Re: cinnamon pastel vs. black pastel
Quote:
Originally Posted by ECLARK
Adam I admit that the genetics are very close, kinda like cousins.
:)
Still, they're cousins,
Identical cousins and you'll find,
They laugh alike, they walk alike,
At times they even talk alike --
You can lose your mind,
When cousins are two of a kind.
:carrot: :taz: :rolleye2:
Albey
Re: cinnamon pastel vs. black pastel
Quote:
Originally Posted by jhall1468
It's called lineage ;).

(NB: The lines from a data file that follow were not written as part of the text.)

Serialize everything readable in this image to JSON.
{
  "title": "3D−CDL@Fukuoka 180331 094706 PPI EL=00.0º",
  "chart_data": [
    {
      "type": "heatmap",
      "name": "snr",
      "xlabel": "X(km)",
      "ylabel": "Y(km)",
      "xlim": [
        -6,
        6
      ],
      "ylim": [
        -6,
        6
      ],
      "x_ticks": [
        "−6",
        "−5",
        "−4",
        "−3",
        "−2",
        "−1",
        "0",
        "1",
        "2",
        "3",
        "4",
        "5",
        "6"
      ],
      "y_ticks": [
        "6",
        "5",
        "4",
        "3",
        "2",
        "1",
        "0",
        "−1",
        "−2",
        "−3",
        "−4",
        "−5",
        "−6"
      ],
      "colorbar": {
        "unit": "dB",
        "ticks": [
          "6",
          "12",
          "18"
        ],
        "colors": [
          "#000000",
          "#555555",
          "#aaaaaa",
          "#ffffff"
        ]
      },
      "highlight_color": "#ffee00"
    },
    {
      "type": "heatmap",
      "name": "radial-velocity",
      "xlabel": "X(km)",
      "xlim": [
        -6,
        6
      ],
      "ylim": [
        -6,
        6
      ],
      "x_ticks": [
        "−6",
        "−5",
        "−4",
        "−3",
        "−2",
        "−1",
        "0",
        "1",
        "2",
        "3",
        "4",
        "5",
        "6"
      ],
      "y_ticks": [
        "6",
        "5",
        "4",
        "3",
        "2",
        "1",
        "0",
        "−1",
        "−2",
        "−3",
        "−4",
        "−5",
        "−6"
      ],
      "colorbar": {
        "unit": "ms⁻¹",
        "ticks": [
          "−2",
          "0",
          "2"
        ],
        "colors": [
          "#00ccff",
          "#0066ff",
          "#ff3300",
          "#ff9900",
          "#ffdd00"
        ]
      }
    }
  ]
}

The Black and Cinnamon are the same genes, at the same loci. If they weren't, Black x Cinnamon crossings wouldn't produce anything.
Quote:
Originally Posted by jhall1468
That should read wouldn't produce supers or homozygous black/cinnamons.
Good Call.
If black and cinnamon weren't versions (or alleles) of the same gene, when you crossed the two you'd get all Normals. But you don't-->you get supers as you pointed out. The mutations fail to complement (i.e. produce normals) so it's the same gene that controls the two forms.
Lineage could mean several different things at the molecular level....maybe black pastels are just slightly different mutation in the same gene as cinnamon. Maybe Cinnamons have a different overall genetic background than black pastels.

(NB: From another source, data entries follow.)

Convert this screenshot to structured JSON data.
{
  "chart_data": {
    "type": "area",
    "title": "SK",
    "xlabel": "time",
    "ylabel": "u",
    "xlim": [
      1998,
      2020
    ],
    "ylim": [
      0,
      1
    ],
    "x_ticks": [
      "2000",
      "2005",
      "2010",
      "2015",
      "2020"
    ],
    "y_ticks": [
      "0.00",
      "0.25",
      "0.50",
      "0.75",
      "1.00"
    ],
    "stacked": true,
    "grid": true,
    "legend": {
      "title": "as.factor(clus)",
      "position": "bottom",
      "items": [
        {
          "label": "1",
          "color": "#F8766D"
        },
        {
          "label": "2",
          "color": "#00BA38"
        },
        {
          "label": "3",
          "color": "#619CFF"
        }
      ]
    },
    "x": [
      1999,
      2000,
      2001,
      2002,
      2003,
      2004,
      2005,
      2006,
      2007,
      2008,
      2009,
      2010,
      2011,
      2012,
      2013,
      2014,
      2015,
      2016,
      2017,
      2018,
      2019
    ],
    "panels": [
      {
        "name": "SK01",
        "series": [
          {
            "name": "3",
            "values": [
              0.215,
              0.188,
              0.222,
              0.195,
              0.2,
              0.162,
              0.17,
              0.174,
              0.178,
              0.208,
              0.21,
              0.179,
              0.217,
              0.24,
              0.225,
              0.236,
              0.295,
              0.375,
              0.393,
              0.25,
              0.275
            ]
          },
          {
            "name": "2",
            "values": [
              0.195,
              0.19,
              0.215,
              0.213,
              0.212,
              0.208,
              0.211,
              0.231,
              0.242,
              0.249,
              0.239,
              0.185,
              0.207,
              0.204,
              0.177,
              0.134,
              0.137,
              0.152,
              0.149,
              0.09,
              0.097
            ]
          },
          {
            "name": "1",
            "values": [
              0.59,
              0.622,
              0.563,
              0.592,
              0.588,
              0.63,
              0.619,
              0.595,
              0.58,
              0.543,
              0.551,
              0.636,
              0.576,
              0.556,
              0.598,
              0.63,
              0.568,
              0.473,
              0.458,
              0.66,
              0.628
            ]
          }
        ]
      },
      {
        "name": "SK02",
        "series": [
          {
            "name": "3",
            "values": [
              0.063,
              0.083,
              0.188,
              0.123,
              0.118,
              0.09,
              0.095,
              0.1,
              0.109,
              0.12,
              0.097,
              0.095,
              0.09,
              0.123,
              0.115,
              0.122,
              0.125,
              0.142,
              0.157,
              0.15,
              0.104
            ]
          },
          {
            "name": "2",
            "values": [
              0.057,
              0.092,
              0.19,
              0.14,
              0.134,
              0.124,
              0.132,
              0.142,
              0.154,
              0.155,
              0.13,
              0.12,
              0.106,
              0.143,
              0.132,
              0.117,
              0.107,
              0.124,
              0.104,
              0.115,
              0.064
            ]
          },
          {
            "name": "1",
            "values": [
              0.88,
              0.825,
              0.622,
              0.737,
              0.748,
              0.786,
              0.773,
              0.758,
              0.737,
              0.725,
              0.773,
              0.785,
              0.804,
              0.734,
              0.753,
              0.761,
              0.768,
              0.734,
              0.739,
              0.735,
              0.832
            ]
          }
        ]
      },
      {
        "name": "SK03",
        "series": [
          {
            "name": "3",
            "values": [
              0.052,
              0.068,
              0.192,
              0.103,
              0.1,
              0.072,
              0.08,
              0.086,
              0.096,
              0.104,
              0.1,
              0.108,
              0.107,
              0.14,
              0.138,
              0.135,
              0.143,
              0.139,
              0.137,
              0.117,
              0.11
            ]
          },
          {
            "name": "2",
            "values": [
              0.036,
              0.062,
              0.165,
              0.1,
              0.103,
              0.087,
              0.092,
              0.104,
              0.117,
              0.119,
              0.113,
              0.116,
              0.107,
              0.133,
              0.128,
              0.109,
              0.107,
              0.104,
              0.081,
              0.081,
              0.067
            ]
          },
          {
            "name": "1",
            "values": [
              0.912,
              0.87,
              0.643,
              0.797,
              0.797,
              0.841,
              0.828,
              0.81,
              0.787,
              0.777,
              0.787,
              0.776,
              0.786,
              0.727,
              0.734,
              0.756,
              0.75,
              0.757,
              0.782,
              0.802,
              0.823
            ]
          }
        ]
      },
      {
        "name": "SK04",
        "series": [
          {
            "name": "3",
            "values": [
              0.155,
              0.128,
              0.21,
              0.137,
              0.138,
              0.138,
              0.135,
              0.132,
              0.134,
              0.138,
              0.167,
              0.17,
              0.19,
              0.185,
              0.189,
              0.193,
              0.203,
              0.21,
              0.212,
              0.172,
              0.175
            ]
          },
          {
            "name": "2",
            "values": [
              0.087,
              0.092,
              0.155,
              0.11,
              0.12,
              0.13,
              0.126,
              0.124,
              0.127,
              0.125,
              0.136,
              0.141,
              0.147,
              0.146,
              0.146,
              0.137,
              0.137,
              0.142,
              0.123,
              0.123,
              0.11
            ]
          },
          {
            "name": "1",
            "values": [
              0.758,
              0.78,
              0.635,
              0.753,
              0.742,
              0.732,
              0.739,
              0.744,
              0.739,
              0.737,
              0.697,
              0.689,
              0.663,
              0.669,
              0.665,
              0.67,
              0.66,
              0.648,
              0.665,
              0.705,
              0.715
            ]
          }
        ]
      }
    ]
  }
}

You can distinguish these two possibilities from one another by taking a super produced by a black x cinnamon cross and crossing it to a normal. If you get blacks and cinnamons (you'd expect ~50% of each type) then you can rule out background effects.
Re: cinnamon pastel vs. black pastel
Re: cinnamon pastel vs. black pastel
Quote:
Originally Posted by Mendel's Balls
You can distinguish these two possibilities from one another by taking a super produced by a black x cinnamon cross and crossing it to a normal. If you get blacks and cinnamons (you'd expect ~50% of each type) then you can rule out background effects.
Well, if you produce a super from a black x cinny cross you have already proven them to be homozygous (since a black x cinny cross, if the genetics were different, couldn't produce homozygous, or "supers" anyway).
Although, it is plausible that a double heterozygous black/pastel would be all black (if the genes are different), and thus appear to be a homozygous cinny, I'm certain the "super" form of the black/cinny has been bred to a normal, resulting in 100% morphs. That dispels almost any possibility of two genes at work, since double heterozygous codoms would produce normals, blacks, cinnys and black/cinnies.
I think Adam put it the best (via Tracy)... a black pastel and cinny pastel are no different from each other than a lemon pastel and a jungle pastel are different from each other.
But back to the OP... Ed, hurry up and make some Silver Bullets so I have something to drool over.